NZ Journalist Detained While Interviewing Refugee On Nauru
Nauru says her media accreditation has been revoked.
A journalist from New Zealand has had her accreditation to cover the Pacific Islands forum revoked by authorities on Nauru, after interviewing a refugee transferred to the island nation by Australia.
TV NZ reported on Tuesday that its journalist Barbara Dreaver had been detained on Nauru while covering the Pacific Islands forum taking place there this week.
TV NZ said Dreaver was interviewing a refugee in a camp on the island, when local authorities asked if she had permission to do so.
The journalist left to obtain written permission and was later detained by police, it was reported.
The office of New Zealand's foreign minister Winston Peters said the journalist was being detained at a police station. TV NZ said it was unclear why Dreaver had been detained.
In a live TV cross, Dreaver said "my visa is still valid, we’re not quite sure exactly why I’ve been stripped of my accreditation", The Guardian reported.
Jess Roden, a TV NZ producer, tweeted the journalist is "fine". Later on Tuesday, TV NZ reported Dreaver had been released from custody but had been stripped of her media accreditation to cover the forum.

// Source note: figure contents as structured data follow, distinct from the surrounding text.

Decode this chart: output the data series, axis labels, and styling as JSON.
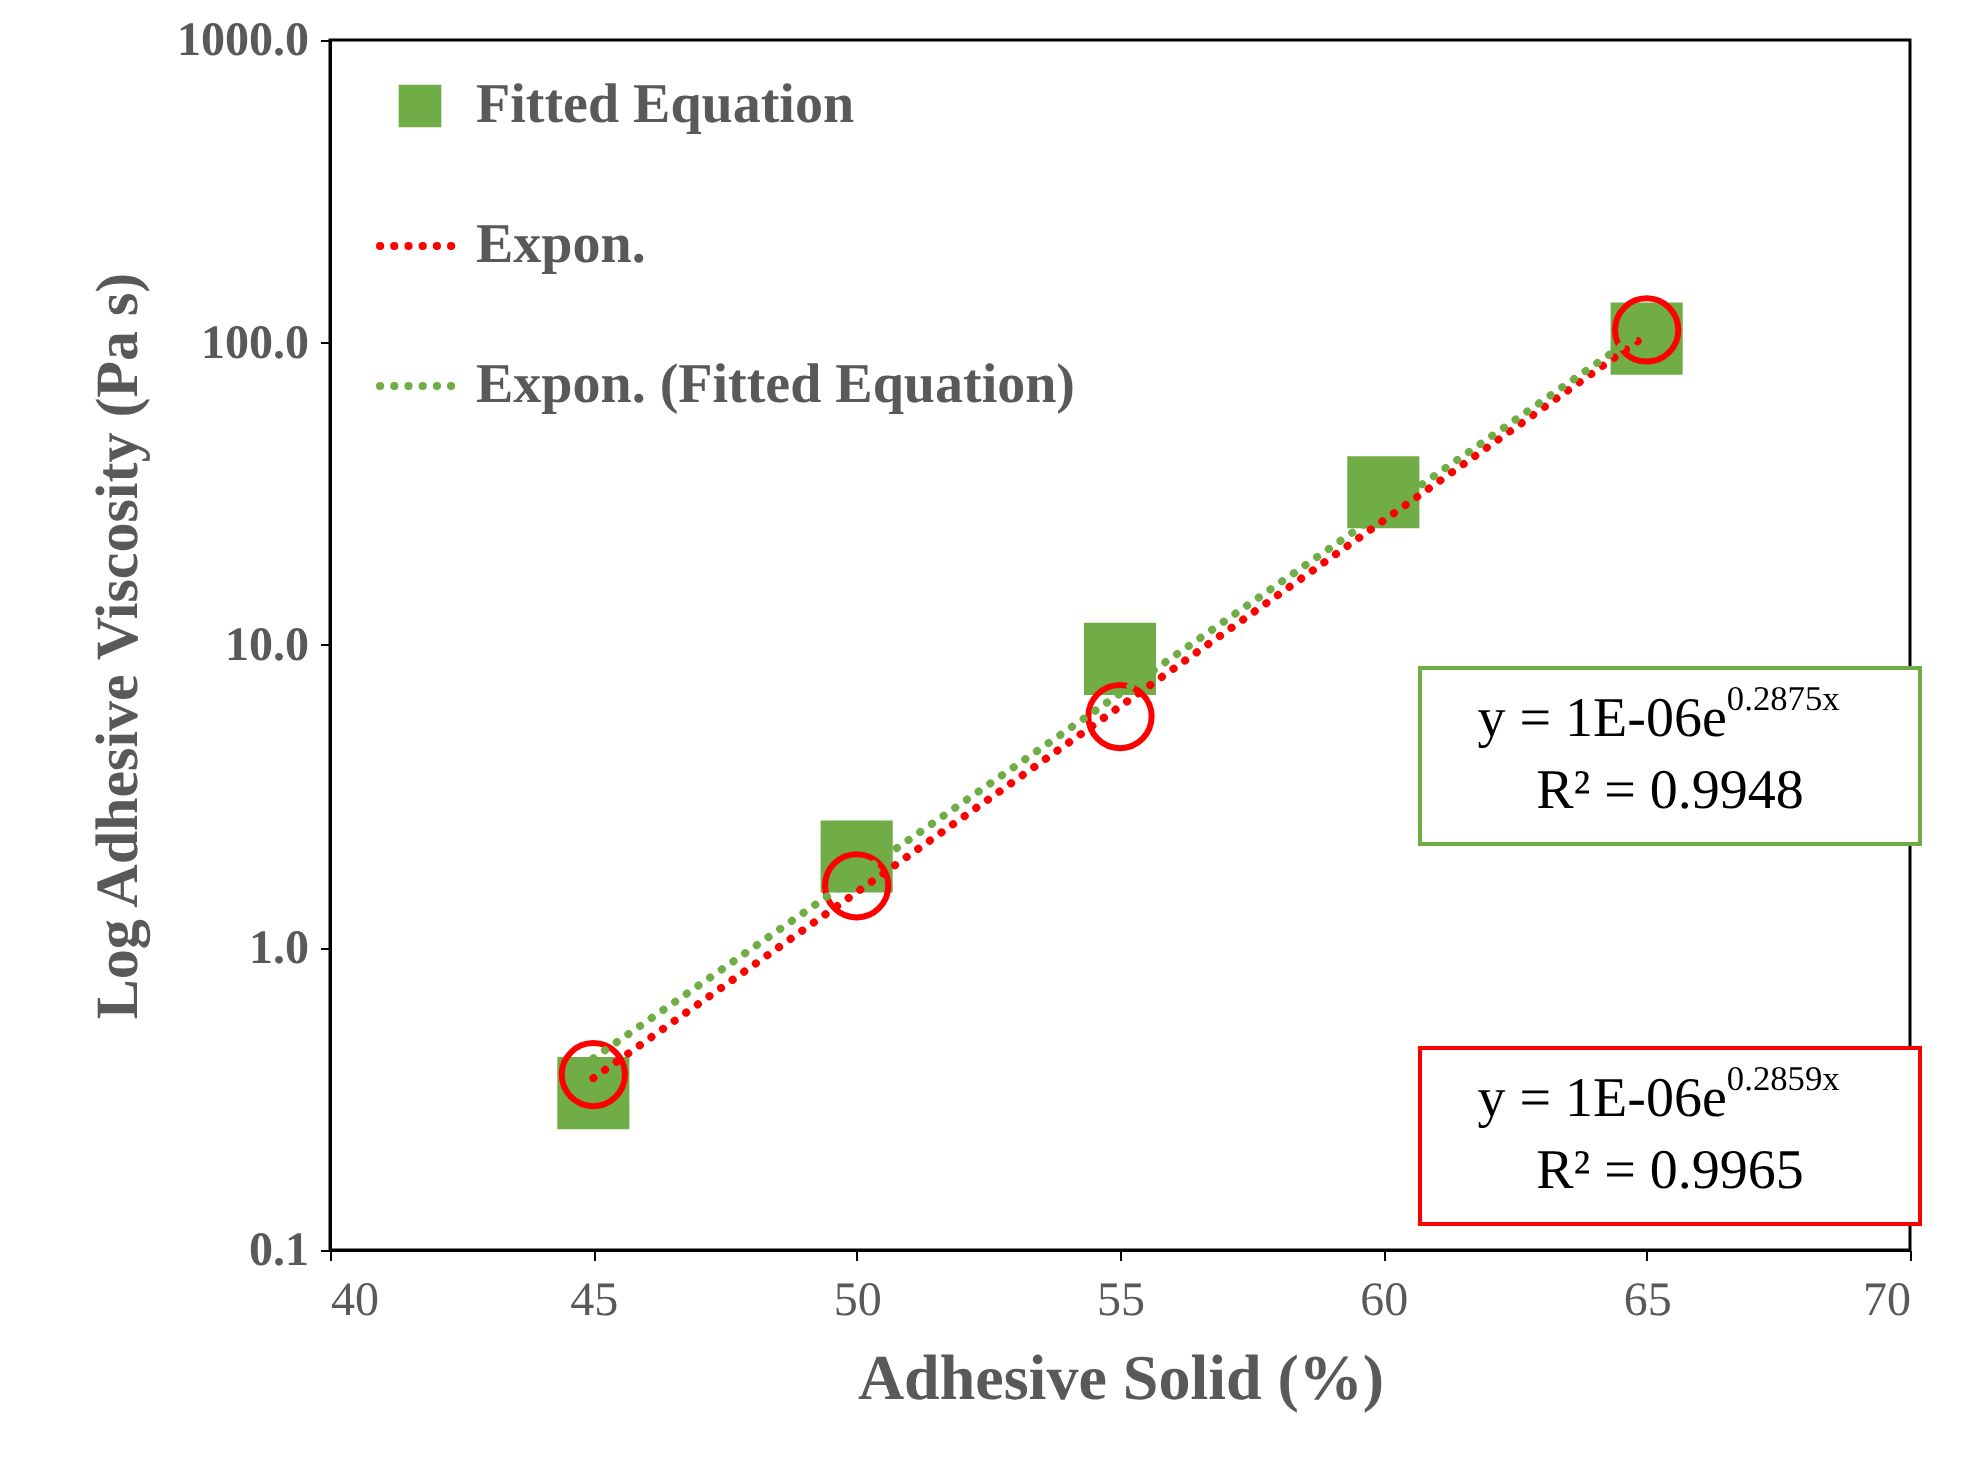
{
  "chart_data": {
    "type": "scatter",
    "xlabel": "Adhesive Solid (%)",
    "ylabel": "Log Adhesive Viscosity (Pa s)",
    "xlim": [
      40,
      70
    ],
    "xticks": [
      40,
      45,
      50,
      55,
      60,
      65,
      70
    ],
    "ylim": [
      0.1,
      1000
    ],
    "yticks": [
      0.1,
      {
        "value": 1,
        "label": "1.0"
      },
      {
        "value": 10,
        "label": "10.0"
      },
      {
        "value": 100,
        "label": "100.0"
      },
      {
        "value": 1000,
        "label": "1000.0"
      }
    ],
    "log": "y",
    "grid": false,
    "legend": "top left",
    "series": [
      {
        "name": "Fitted Equation",
        "marker": "square",
        "color": "#70ad47",
        "x": [
          45,
          50,
          55,
          60,
          65
        ],
        "values": [
          0.33,
          2.0,
          9.0,
          32,
          103
        ]
      },
      {
        "marker": "circle",
        "color": "#ff0000",
        "x": [
          45,
          50,
          55,
          60,
          65
        ],
        "values": [
          0.38,
          1.6,
          5.8,
          null,
          110
        ]
      },
      {
        "name": "Expon.",
        "type": "line",
        "line_style": "dotted",
        "marker": "none",
        "color": "#ff0000",
        "x": [
          45,
          65
        ],
        "values": [
          0.37,
          106
        ]
      },
      {
        "name": "Expon. (Fitted Equation)",
        "type": "line",
        "line_style": "dotted",
        "marker": "none",
        "color": "#70ad47",
        "x": [
          45,
          65
        ],
        "values": [
          0.43,
          111
        ]
      }
    ],
    "annotations": [
      "y = 1E-06e$^{0.2875x}$\nR² = 0.9948",
      "y = 1E-06e$^{0.2859x}$\nR² = 0.9965"
    ]
  }
}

However, later on Tuesday, the official Twitter account of Nauru's government claimed "no journalist has been arrested or detained". In a statement, the government claimed Dreaver had breached protocols in place around contacting refugees.
"No journalist on Nauru has been prevented from talking to any person, including refugees. However in order to protect the safety and security of all, journalists were required to follow procedures, which included going through the proper channels in order to visit or go close to the refugee residential settlements, and conduct stories outside of the Pacific Islands Forum (PIF)," the government said.
"No restrictions were put on these journalists regarding who they could talk to or what questions they could ask."
"However this journalist did not follow procedures, and this potentially risked the safety and security of herself and others."
"Nauru as a sovereign country has the right to protect its citizens and residents, and we do not apologise for this."
The news comes after weeks of controversy over Nauru's hosting of the Pacific forum, with mouldy tents housing refugees removed ahead of world leaders descending on the island.
Health issues around refugees, especially children, on Nauru have also come under renewed scrutiny ahead of the event, with some allegedly swallowing razor blades or rocks as kids suffer from a rare psychological condition called resignation syndrome.
The Australian ABC was also blocked from attending the forum, with Nauru refusing to issue visas to its journalists.
At the forum, New Zealand also reiterated an offer to accept and resettle refugees from Australia's immigration detention regime on Manus Island and Nauru.
NZ Prime Minister Jacinda Ardern has repeatedly made the offer, which has been rejected by Australian authorities, partly on account of claims NZ settlement could be a "back door" to the refugees coming to Australia.
However, foreign minister Peters said New Zealand could easily address this sticking point through law reform.
"If the issue was that was their concern by letting them [refugees[ come to NZ they will gain right to Australia, we can fix that up so that’s not really a concern in my view,” Peters said in Nauru.
“Can it be solved? Yes it can. It would have to be a reform in our law.”
Ardern said she would formally raise the refugee issue at the forum, which is being attended by Australian foreign minister Marise Payne in place of new Prime Minister Scott Morrison.
Former PM Malcolm Turnbull had planned to attend before he was deposed a fortnight ago.